BOSTON Rising U.S. factory productivity, spurred by falling natural gas prices, could help the nation boost exports of products such as locomotives and factory machinery and add as many as 5 million manufacturing jobs by the decade's end, a new analysis found.
High worker productivity and low energy prices driven by a surge in shale gas production will give the United States a cost advantage in exports against Western European rivals and Japan in the coming years, according to a Boston Consulting Group report set for release on Friday.
By 2015, those factors will make average manufacturing costs in the United States lower by 15 percent than in Germany and France, 8 percent than in the United Kingdom and 21 percent than in Japan, the study projects. Factories' costs in China will remain 7 percent cheaper than those in the United States, however.
The competitive gap in some ways reflects the open U.S. labor market, where companies can quickly add or cut workers to meet changes in demand, said Hal Sirkin, a senior partner at the BCG consultancy and author of the report.
"In Europe and Japan, it's relatively hard to lay people off, and because of that you have employees for a long period of time that you may not be able to use," Sirkin said. "In the United States, there's much more flexibility."
Besides the ease of adding or firing workers, lower wages and Americans' readiness to move for work will make U.S. factory labor costs 20 percent to 45 percent lower than prevailing costs in Western Europe and Japan by 2015, the study found.
BCG forecast that a glut of natural gas production in the United States would keep the nation's prices of the fuel 50 percent to 70 percent below those in Europe and Japan, as well as hold down electricity costs.
U.S. factory employment has grown by about 3.6 percent to roughly 12 million people from a 2010 post-recession low, a trend that could accelerate as the United States becomes a more competitive exporter, BCG said.
The increase in part reflects a realization by manufacturers that rising shipping costs and wage inflation in China and other countries have made it cheaper to make products at home.
The recent growth in U.S. factory employment follows a drop of about 40 percent over three decades as many businesses concluded that high wages made the country too costly for manufacturing and economists predicted that Americans would turn away from assembly jobs in favor of work in the service sector.
Over the past year, though, major U.S. exporters General Electric Co (GE.N) and Caterpillar Inc (CAT.N) have both added U.S. factory jobs. The study also noted that foreign-owned companies including Japan's Toyota Motor Co (7203.T) and Germany's Siemens AG (SIEGn.DE) were also making products in the United States and exporting them to other countries.
BCG said the United States could boost its exports by about $90 billion by the end of the decade by winning orders currently filled by Western European and Japanese factories. Total U.S. exports came to $1.48 trillion in 2011, according to the Census Bureau.
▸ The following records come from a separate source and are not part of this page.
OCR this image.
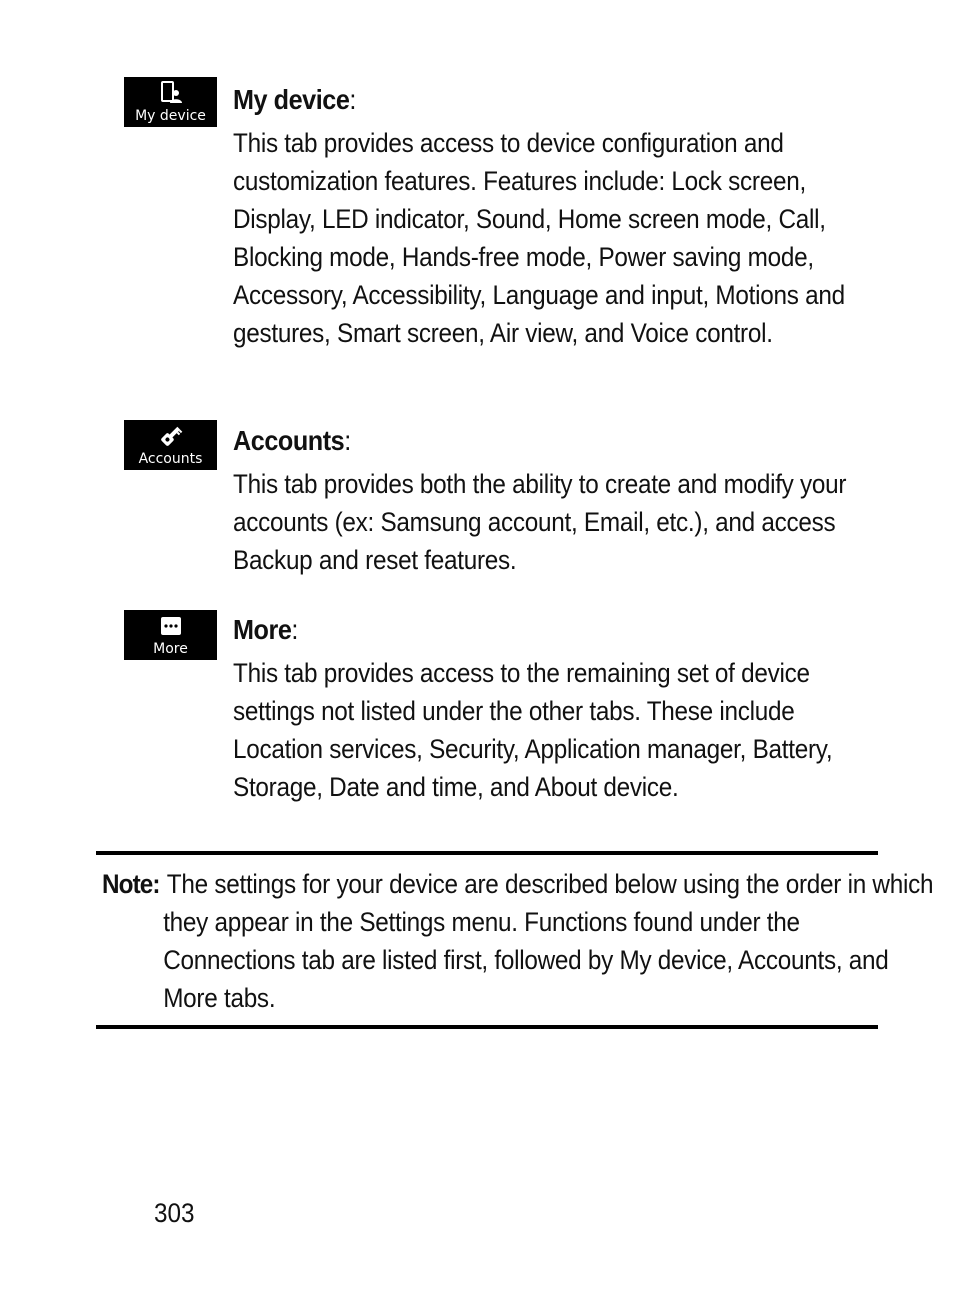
My device

My device:

This tab provides access to device configuration and customization features. Features include: Lock screen, Display, LED indicator, Sound, Home screen mode, Call, Blocking mode, Hands-free mode, Power saving mode, Accessory, Accessibility, Language and input, Motions and gestures, Smart screen, Air view, and Voice control.

Accounts

Accounts:

This tab provides both the ability to create and modify your accounts (ex: Samsung account, Email, etc.), and access Backup and reset features.

More

More:

This tab provides access to the remaining set of device settings not listed under the other tabs. These include Location services, Security, Application manager, Battery, Storage, Date and time, and About device.

Note: The settings for your device are described below using the order in which they appear in the Settings menu. Functions found under the Connections tab are listed first, followed by My device, Accounts, and More tabs.
303
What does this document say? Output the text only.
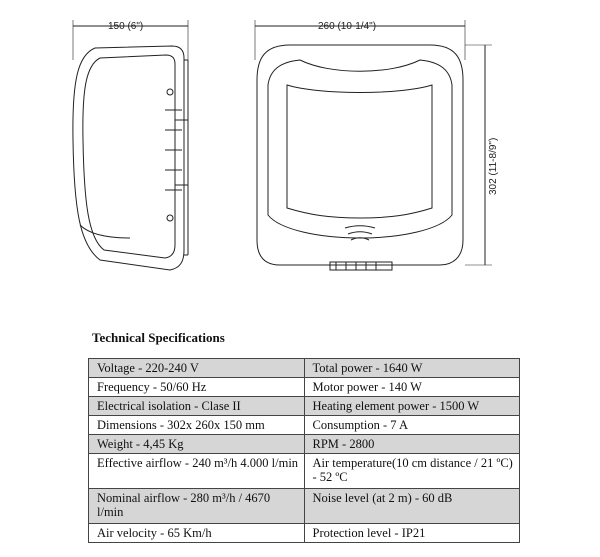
150 (6")	260 (10-1/4")
302 (11-8/9")
Technical Specifications
Voltage - 220-240 V	Total power - 1640 W
Frequency - 50/60 Hz	Motor power - 140 W
Electrical isolation - Clase II	Heating element power - 1500 W
Dimensions - 302x 260x 150 mm	Consumption - 7 A
Weight - 4,45 Kg	RPM - 2800
Effective airflow - 240 m³/h 4.000 l/min	Air temperature(10 cm distance / 21 ºC) - 52 ºC
Nominal airflow - 280 m³/h / 4670 l/min	Noise level (at 2 m) - 60 dB
Air velocity - 65 Km/h	Protection level - IP21
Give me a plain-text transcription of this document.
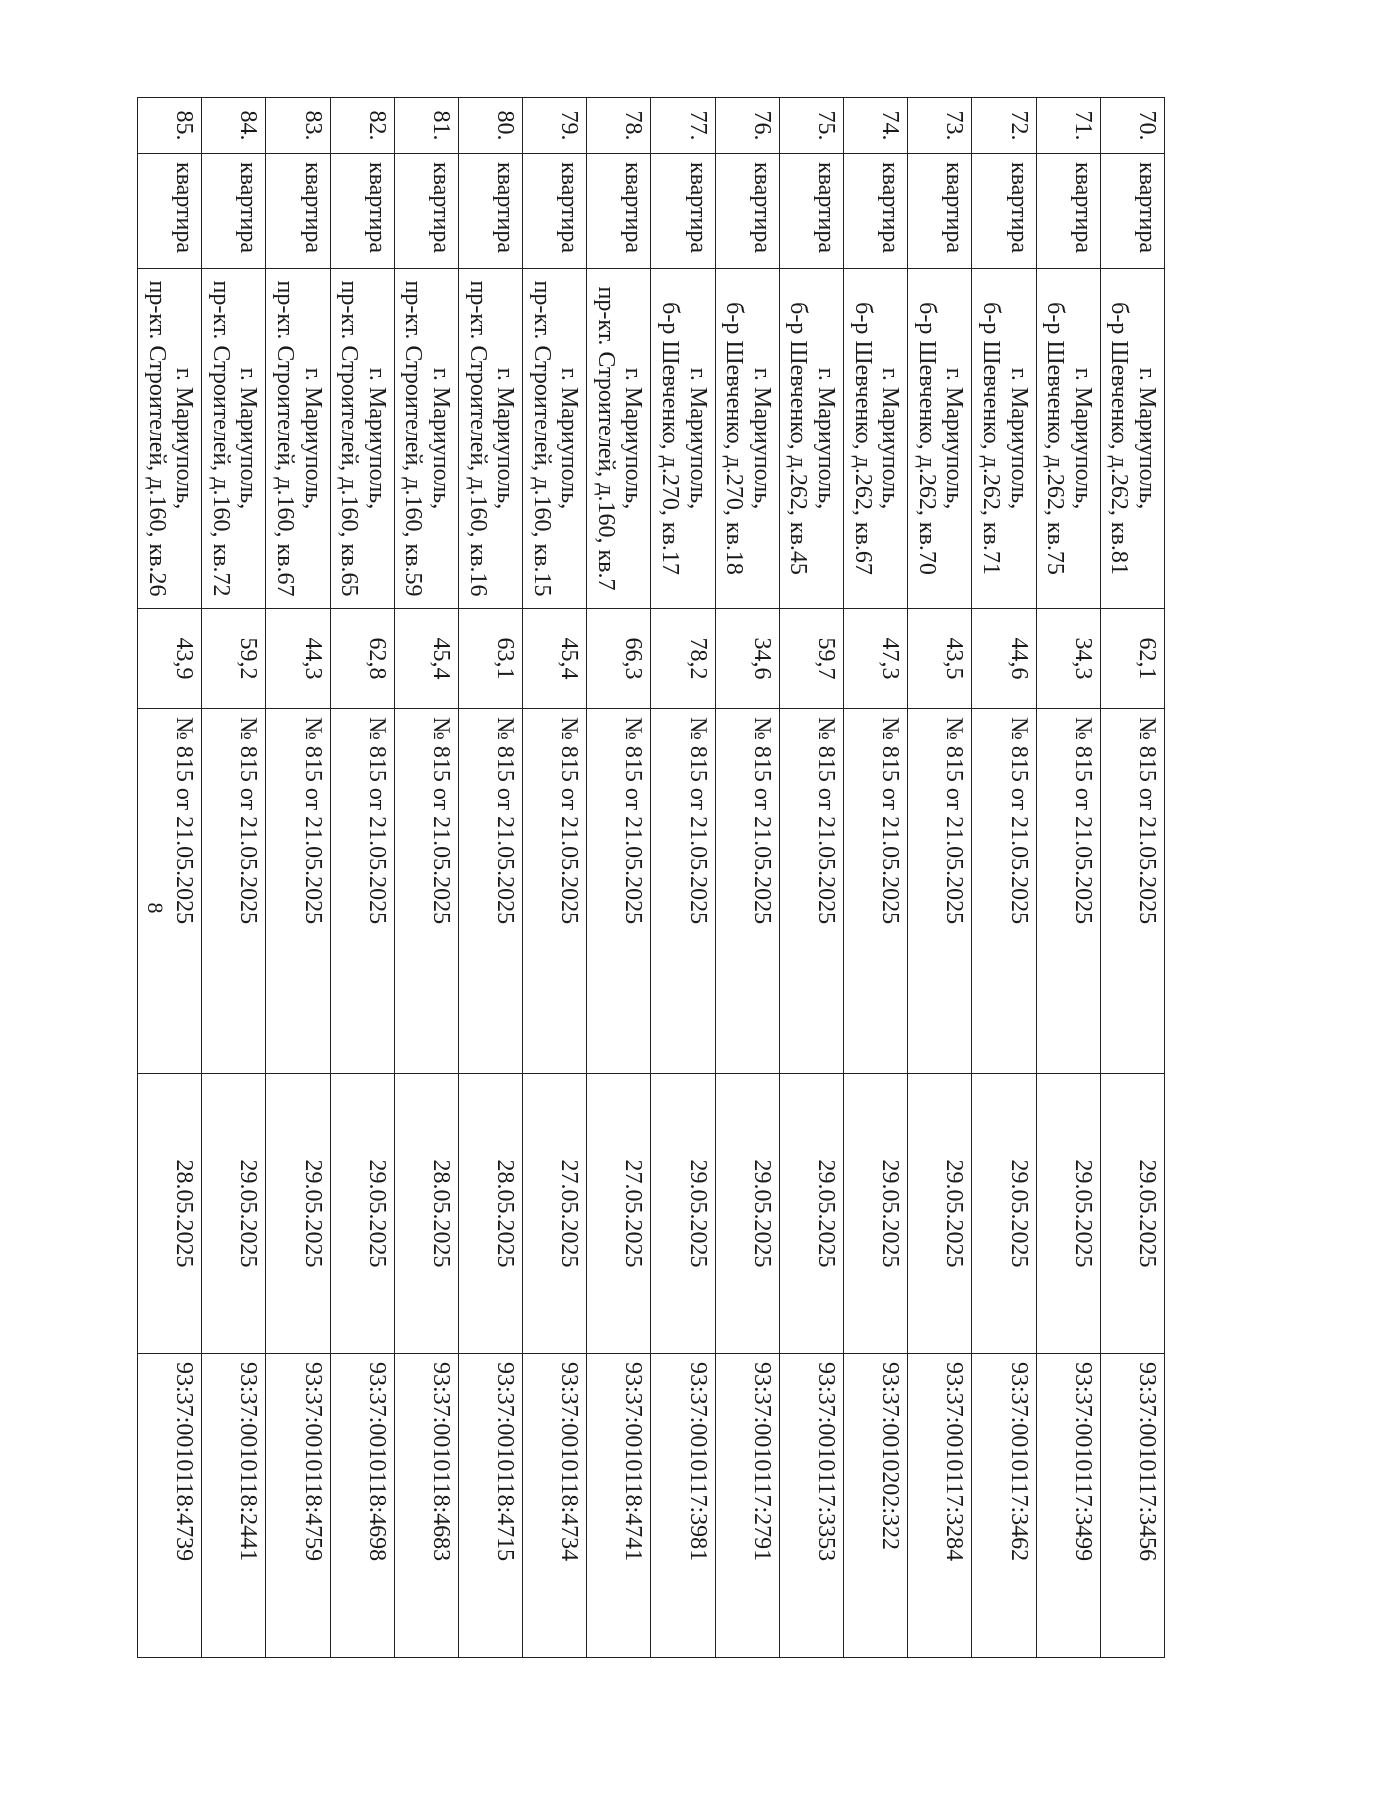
8
70.	квартира	г. Мариуполь,
б-р Шевченко, д.262, кв.81	62,1	№ 815 от 21.05.2025	29.05.2025	93:37:0010117:3456
71.	квартира	г. Мариуполь,
б-р Шевченко, д.262, кв.75	34,3	№ 815 от 21.05.2025	29.05.2025	93:37:0010117:3499
72.	квартира	г. Мариуполь,
б-р Шевченко, д.262, кв.71	44,6	№ 815 от 21.05.2025	29.05.2025	93:37:0010117:3462
73.	квартира	г. Мариуполь,
б-р Шевченко, д.262, кв.70	43,5	№ 815 от 21.05.2025	29.05.2025	93:37:0010117:3284
74.	квартира	г. Мариуполь,
б-р Шевченко, д.262, кв.67	47,3	№ 815 от 21.05.2025	29.05.2025	93:37:0010202:322
75.	квартира	г. Мариуполь,
б-р Шевченко, д.262, кв.45	59,7	№ 815 от 21.05.2025	29.05.2025	93:37:0010117:3353
76.	квартира	г. Мариуполь,
б-р Шевченко, д.270, кв.18	34,6	№ 815 от 21.05.2025	29.05.2025	93:37:0010117:2791
77.	квартира	г. Мариуполь,
б-р Шевченко, д.270, кв.17	78,2	№ 815 от 21.05.2025	29.05.2025	93:37:0010117:3981
78.	квартира	г. Мариуполь,
пр-кт. Строителей, д.160, кв.7	66,3	№ 815 от 21.05.2025	27.05.2025	93:37:0010118:4741
79.	квартира	г. Мариуполь,
пр-кт. Строителей, д.160, кв.15	45,4	№ 815 от 21.05.2025	27.05.2025	93:37:0010118:4734
80.	квартира	г. Мариуполь,
пр-кт. Строителей, д.160, кв.16	63,1	№ 815 от 21.05.2025	28.05.2025	93:37:0010118:4715
81.	квартира	г. Мариуполь,
пр-кт. Строителей, д.160, кв.59	45,4	№ 815 от 21.05.2025	28.05.2025	93:37:0010118:4683
82.	квартира	г. Мариуполь,
пр-кт. Строителей, д.160, кв.65	62,8	№ 815 от 21.05.2025	29.05.2025	93:37:0010118:4698
83.	квартира	г. Мариуполь,
пр-кт. Строителей, д.160, кв.67	44,3	№ 815 от 21.05.2025	29.05.2025	93:37:0010118:4759
84.	квартира	г. Мариуполь,
пр-кт. Строителей, д.160, кв.72	59,2	№ 815 от 21.05.2025	29.05.2025	93:37:0010118:2441
85.	квартира	г. Мариуполь,
пр-кт. Строителей, д.160, кв.26	43,9	№ 815 от 21.05.2025	28.05.2025	93:37:0010118:4739
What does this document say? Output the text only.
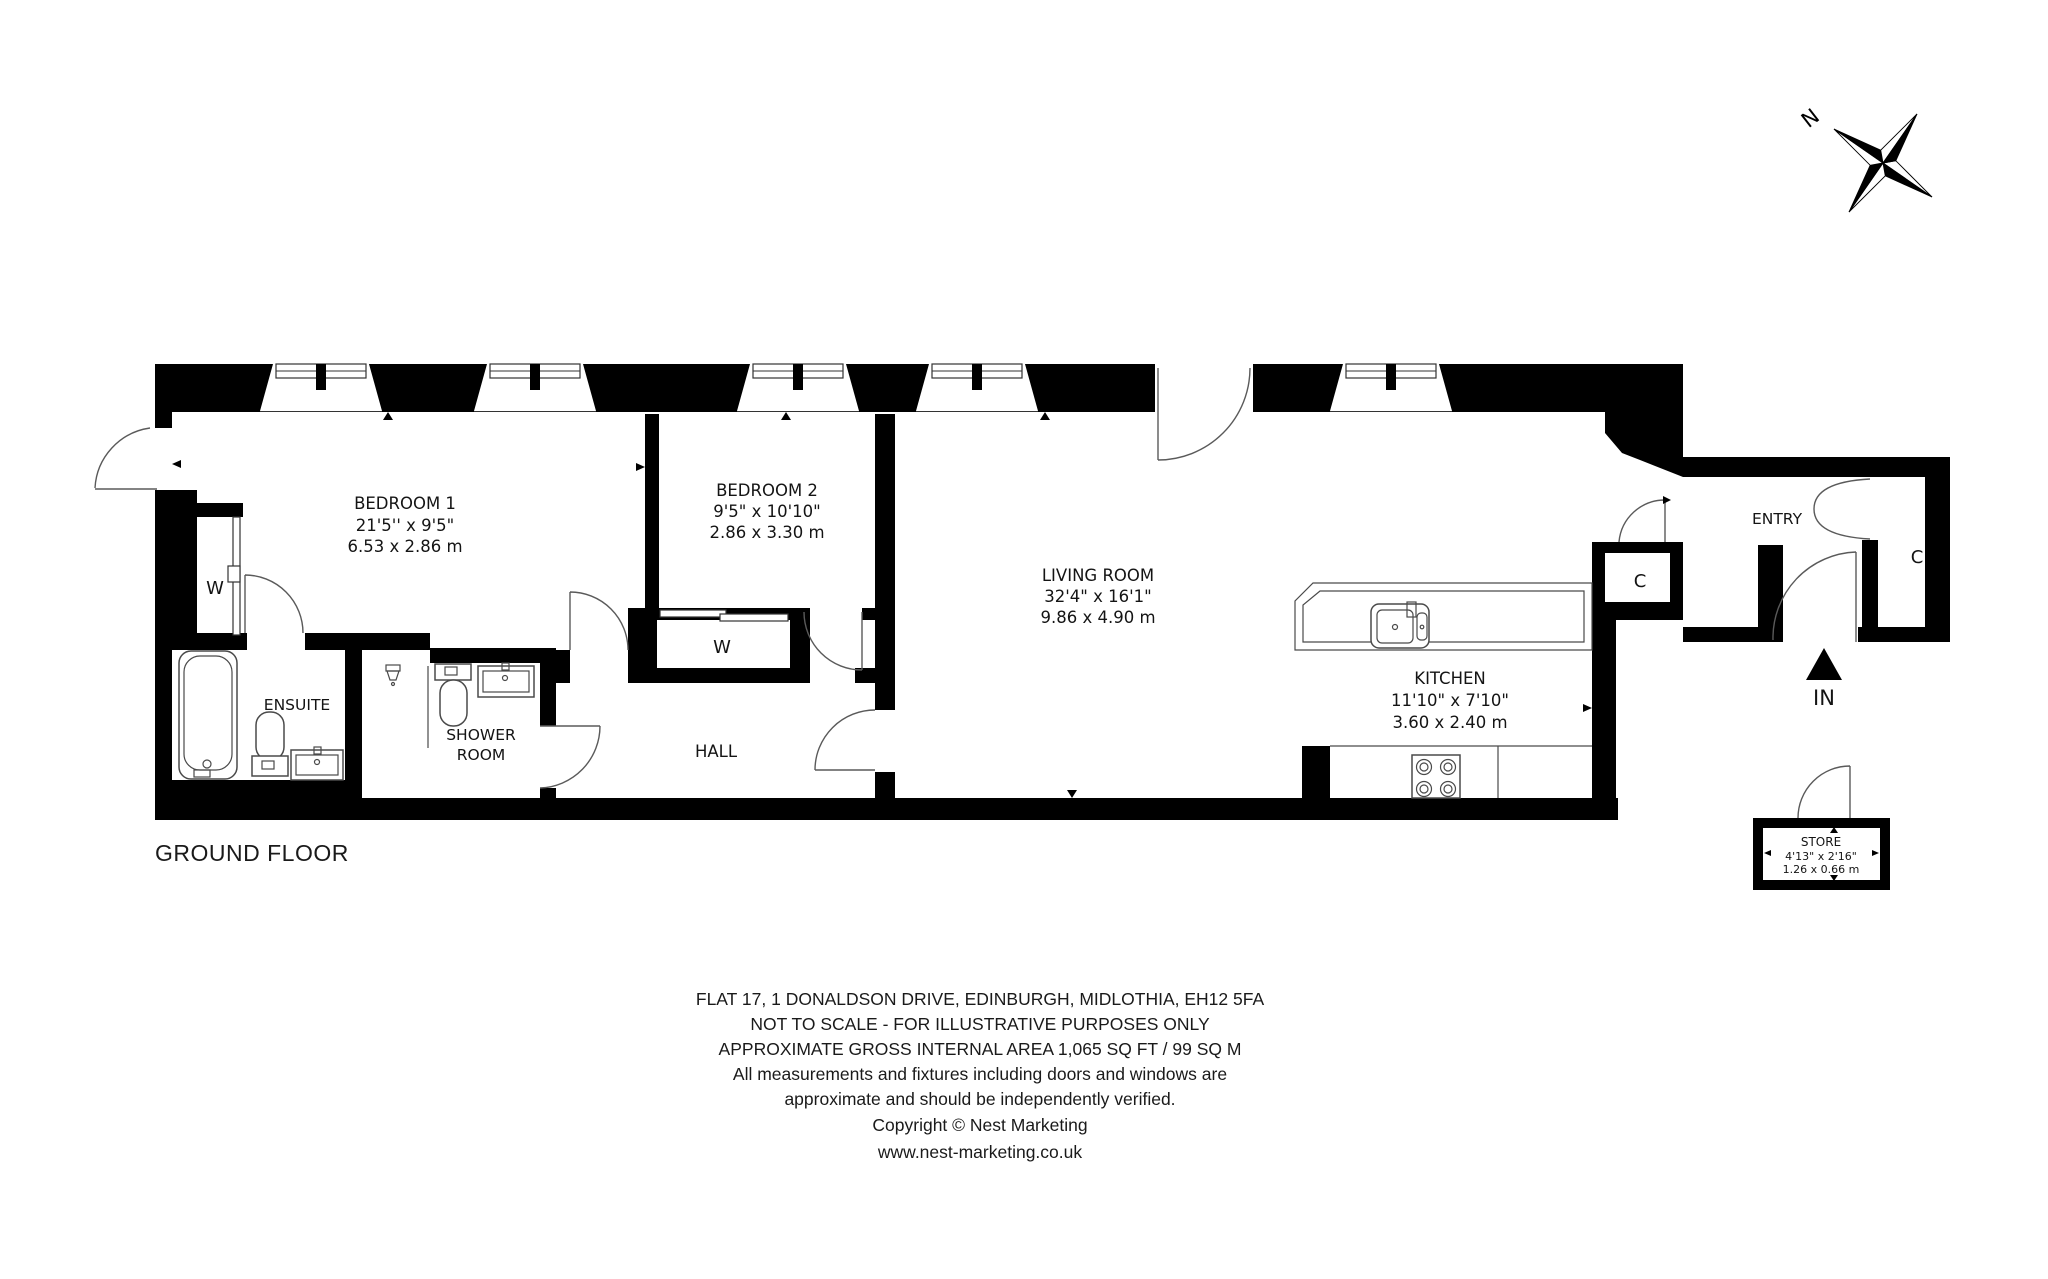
IN
N
BEDROOM 1
21'5'' x 9'5"
6.53 x 2.86 m
BEDROOM 2
9'5" x 10'10"
2.86 x 3.30 m
LIVING ROOM
32'4" x 16'1"
9.86 x 4.90 m
KITCHEN
11'10" x 7'10"
3.60 x 2.40 m
ENSUITE
SHOWER
ROOM	HALL
ENTRY
W
W
C
C
STORE
4'13" x 2'16"
1.26 x 0.66 m
GROUND FLOOR
FLAT 17, 1 DONALDSON DRIVE, EDINBURGH, MIDLOTHIA, EH12 5FA
NOT TO SCALE - FOR ILLUSTRATIVE PURPOSES ONLY
APPROXIMATE GROSS INTERNAL AREA 1,065 SQ FT / 99 SQ M
All measurements and fixtures including doors and windows are
approximate and should be independently verified.
Copyright © Nest Marketing
www.nest-marketing.co.uk
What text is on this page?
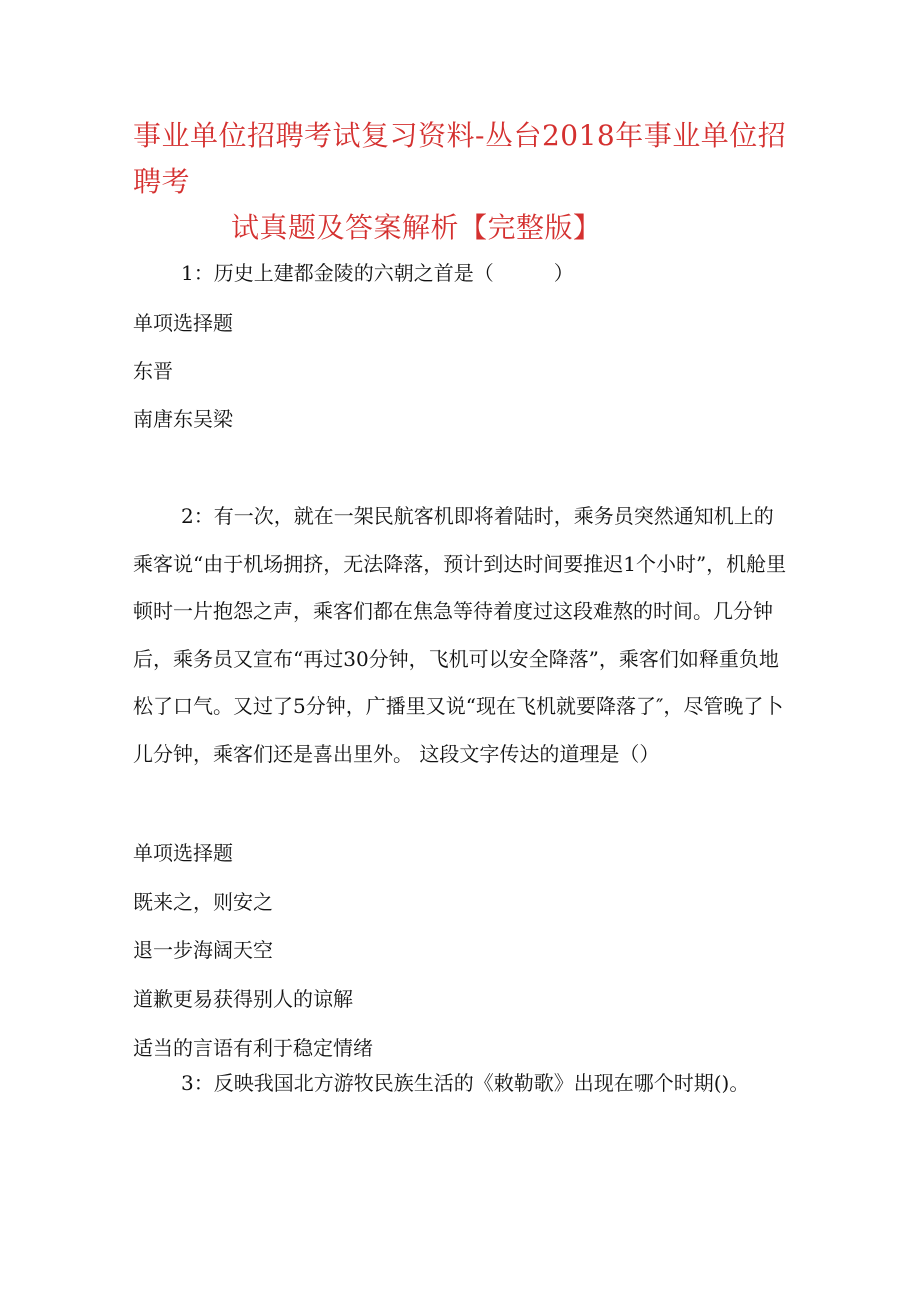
事业单位招聘考试复习资料-丛台2018年事业单位招聘考
试真题及答案解析【完整版】

1：历史上建都金陵的六朝之首是（　　　）

单项选择题
东晋
南唐东吴梁

2：有一次，就在一架民航客机即将着陆时，乘务员突然通知机上的乘客说“由于机场拥挤，无法降落，预计到达时间要推迟1个小时”，机舱里顿时一片抱怨之声，乘客们都在焦急等待着度过这段难熬的时间。几分钟后，乘务员又宣布“再过30分钟，飞机可以安全降落”，乘客们如释重负地松了口气。又过了5分钟，广播里又说“现在飞机就要降落了″，尽管晚了卜儿分钟，乘客们还是喜出里外。 这段文字传达的道理是（）

单项选择题
既来之，则安之
退一步海阔天空
道歉更易获得别人的谅解
适当的言语有利于稳定情绪

3：反映我国北方游牧民族生活的《敕勒歌》出现在哪个时期()。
Based on the export forecast and current worker productivity figures, BCG projects that U.S. manufacturers could add 2.5 million to 5 million jobs by 2020.
The biggest gains could come in the industrial machinery, transportation and chemicals sectors -- slices of manufacturing that are both highly energy-intensive and automated, requiring fewer workers, BCG said.
One wild card is the euro currency, which fell fairly steadily in value from mid-2011 through July as the region's policymakers struggled with a debt crisis. This slide made European factories relatively more competitive than their U.S. rivals.
That advantage has begun to fade over the past two months, with the euro trading at $1.29 on Thursday, up about 7.5 percent from its July 24 low.
Sirkin said little short of an outright collapse in the euro would change BCG's analysis.
"Obviously currency matters," Sirkin said, "but over the range that the euro's been over the last reasonable period of time, the fundamentals don't change."